Nansen previously held faculty positions at Texas A&M, Texas Tech, and most recently at the University of Western Australia. As a university employee, the most common way to “create impact” is by influencing the minds and interests of students, but also of particular stakeholders,” he said.
“While working in Texas, we developed a very effective sampling method for an important insect pest in potato fields, and a 4th generation potato grower (Bruce Barrett) actually changed his management strategy because of our sampling method: he purchased the equipment needed and hired people specifically to conduct insect sampling, as he saw how use of this method could save him thousands of dollars on insecticide sprays--because he would now have a much better idea about when and where to spray. Recently, in Australia we demonstrated to farmers that sub-optimal maintenance of their stored seed grain led to loss of crop vigor and therefore a loss in crop yields. That is, if the seed grain is poorly managed, then stored grain infestations will likely occur, and these beetles will damage the kernels so they don't germinate. We provided simple guidelines for how the grain storage practices could be improved, so quite a few farmers are now following our guidelines to optimize the vigor of their seed grain.”

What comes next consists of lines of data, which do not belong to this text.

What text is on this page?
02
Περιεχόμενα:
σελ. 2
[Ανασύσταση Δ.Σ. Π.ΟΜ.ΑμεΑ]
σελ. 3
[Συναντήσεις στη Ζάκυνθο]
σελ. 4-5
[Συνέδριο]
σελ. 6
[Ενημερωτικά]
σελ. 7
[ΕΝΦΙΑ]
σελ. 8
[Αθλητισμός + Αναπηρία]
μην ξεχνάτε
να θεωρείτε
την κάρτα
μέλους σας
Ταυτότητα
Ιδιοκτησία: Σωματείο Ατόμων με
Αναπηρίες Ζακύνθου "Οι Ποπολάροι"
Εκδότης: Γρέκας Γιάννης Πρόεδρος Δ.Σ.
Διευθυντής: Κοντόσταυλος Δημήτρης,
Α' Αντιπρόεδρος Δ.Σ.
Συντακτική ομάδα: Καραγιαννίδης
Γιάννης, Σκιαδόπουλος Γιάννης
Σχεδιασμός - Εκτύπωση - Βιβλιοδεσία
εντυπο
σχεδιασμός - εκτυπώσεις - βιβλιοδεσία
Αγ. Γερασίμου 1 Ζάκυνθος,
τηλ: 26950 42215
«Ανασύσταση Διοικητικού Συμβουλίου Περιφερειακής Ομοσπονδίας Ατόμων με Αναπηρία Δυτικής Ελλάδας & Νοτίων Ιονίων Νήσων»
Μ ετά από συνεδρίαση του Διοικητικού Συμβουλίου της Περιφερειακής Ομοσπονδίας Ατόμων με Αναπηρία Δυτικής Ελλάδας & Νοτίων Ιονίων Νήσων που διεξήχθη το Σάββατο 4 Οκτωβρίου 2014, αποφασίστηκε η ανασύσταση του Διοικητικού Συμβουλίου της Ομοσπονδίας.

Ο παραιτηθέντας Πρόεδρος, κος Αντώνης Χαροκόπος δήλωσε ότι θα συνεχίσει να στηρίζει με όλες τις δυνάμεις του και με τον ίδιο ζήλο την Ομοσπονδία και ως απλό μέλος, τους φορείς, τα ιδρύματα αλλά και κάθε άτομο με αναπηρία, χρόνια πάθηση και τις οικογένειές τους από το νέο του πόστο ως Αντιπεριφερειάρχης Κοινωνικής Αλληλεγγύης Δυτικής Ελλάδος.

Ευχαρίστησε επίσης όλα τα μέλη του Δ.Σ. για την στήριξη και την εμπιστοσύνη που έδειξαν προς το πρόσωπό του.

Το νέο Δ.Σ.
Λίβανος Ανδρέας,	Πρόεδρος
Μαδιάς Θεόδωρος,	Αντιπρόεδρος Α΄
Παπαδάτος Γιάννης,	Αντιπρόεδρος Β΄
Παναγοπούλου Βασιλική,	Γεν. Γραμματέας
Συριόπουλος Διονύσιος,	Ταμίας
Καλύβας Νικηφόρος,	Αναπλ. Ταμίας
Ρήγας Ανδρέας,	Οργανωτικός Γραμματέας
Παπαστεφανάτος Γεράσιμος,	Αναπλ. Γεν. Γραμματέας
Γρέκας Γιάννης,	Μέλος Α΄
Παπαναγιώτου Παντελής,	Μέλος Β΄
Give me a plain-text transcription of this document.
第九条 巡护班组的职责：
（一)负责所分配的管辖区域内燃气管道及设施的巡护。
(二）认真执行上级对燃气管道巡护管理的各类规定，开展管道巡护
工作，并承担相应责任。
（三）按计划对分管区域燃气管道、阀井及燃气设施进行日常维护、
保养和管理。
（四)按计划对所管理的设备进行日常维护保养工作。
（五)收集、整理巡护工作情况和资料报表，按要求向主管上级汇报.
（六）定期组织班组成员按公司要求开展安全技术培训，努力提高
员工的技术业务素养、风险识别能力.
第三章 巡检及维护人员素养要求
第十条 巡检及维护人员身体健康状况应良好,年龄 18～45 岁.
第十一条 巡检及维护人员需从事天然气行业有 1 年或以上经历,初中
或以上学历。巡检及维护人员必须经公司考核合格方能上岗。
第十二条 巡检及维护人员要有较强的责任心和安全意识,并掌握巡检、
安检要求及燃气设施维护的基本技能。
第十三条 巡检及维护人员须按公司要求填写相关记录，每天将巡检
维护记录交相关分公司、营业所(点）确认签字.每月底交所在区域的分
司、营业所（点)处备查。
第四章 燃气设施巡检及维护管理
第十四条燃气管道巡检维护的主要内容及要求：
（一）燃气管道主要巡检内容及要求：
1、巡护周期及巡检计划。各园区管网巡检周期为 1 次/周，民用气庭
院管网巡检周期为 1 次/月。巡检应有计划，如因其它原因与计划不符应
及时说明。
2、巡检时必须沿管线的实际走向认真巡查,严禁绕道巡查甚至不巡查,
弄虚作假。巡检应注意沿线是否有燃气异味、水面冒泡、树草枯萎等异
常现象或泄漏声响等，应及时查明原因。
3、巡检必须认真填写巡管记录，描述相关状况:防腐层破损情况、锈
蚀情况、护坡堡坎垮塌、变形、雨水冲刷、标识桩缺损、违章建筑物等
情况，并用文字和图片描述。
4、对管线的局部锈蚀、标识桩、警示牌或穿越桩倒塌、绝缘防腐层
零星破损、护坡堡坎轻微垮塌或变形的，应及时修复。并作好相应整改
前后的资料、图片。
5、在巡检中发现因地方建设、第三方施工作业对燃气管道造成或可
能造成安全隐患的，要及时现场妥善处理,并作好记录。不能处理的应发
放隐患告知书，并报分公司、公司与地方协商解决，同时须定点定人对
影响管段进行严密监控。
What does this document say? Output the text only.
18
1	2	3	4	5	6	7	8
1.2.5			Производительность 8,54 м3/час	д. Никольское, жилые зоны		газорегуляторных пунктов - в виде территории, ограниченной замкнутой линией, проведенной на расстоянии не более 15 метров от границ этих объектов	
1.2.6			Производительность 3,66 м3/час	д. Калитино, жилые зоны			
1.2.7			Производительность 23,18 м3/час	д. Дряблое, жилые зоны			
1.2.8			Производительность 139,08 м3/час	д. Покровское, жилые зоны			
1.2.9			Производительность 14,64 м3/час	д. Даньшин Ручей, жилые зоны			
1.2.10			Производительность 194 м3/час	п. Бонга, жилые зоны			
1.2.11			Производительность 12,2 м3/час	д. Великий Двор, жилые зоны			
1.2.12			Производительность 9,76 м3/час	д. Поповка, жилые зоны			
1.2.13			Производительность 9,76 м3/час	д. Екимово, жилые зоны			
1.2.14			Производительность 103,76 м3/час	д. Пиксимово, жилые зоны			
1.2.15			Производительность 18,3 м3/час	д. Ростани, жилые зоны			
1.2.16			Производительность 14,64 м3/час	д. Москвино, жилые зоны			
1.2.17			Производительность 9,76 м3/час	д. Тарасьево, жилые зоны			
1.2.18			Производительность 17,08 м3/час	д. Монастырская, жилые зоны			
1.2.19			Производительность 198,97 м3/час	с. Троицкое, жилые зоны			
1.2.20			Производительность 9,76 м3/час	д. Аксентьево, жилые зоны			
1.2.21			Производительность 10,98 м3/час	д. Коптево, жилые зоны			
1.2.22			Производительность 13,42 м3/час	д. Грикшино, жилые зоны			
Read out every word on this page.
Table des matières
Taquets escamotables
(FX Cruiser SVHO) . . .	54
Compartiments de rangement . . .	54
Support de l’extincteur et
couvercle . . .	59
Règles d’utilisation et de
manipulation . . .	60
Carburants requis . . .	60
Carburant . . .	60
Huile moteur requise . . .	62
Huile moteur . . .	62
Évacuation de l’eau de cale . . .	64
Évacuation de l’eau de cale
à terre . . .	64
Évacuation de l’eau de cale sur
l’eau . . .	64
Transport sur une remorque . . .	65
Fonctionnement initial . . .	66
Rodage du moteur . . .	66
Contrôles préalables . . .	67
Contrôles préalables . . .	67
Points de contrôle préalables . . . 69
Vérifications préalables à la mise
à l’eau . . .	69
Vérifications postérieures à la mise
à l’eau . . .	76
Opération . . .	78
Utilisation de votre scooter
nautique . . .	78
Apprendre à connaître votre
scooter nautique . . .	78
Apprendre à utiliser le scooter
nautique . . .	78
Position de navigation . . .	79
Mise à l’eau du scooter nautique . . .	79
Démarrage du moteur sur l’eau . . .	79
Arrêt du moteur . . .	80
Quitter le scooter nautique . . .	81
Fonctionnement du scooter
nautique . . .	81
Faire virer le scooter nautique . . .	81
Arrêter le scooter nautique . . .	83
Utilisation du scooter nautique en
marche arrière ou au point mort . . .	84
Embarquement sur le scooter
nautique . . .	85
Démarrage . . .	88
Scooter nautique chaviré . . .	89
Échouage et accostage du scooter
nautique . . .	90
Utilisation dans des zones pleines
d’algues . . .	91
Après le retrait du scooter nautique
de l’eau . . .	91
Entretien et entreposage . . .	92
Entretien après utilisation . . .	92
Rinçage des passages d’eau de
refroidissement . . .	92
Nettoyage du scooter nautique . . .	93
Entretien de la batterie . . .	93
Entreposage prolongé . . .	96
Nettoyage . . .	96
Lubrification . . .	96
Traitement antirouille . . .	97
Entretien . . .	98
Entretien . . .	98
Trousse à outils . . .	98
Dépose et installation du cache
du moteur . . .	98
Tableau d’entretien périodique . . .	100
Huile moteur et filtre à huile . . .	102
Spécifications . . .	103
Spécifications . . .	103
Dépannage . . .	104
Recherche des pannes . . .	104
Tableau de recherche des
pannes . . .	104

“Sometimes, we can go further and actually develop tools or gadgets which end-users may find useful. As an example, we have developed a freely available phone app to optimize pesticide spray applications based on weather and spray settings (http://agspsrap31.agric.wa.gov.au/snapcard/). The main goal with this phone app is to guide farmers so that they obtain the best possible spray coverage--to reduce risk of pests developing resistance--and to encourage them NOT to spray pesticides under unfavorable conditions.”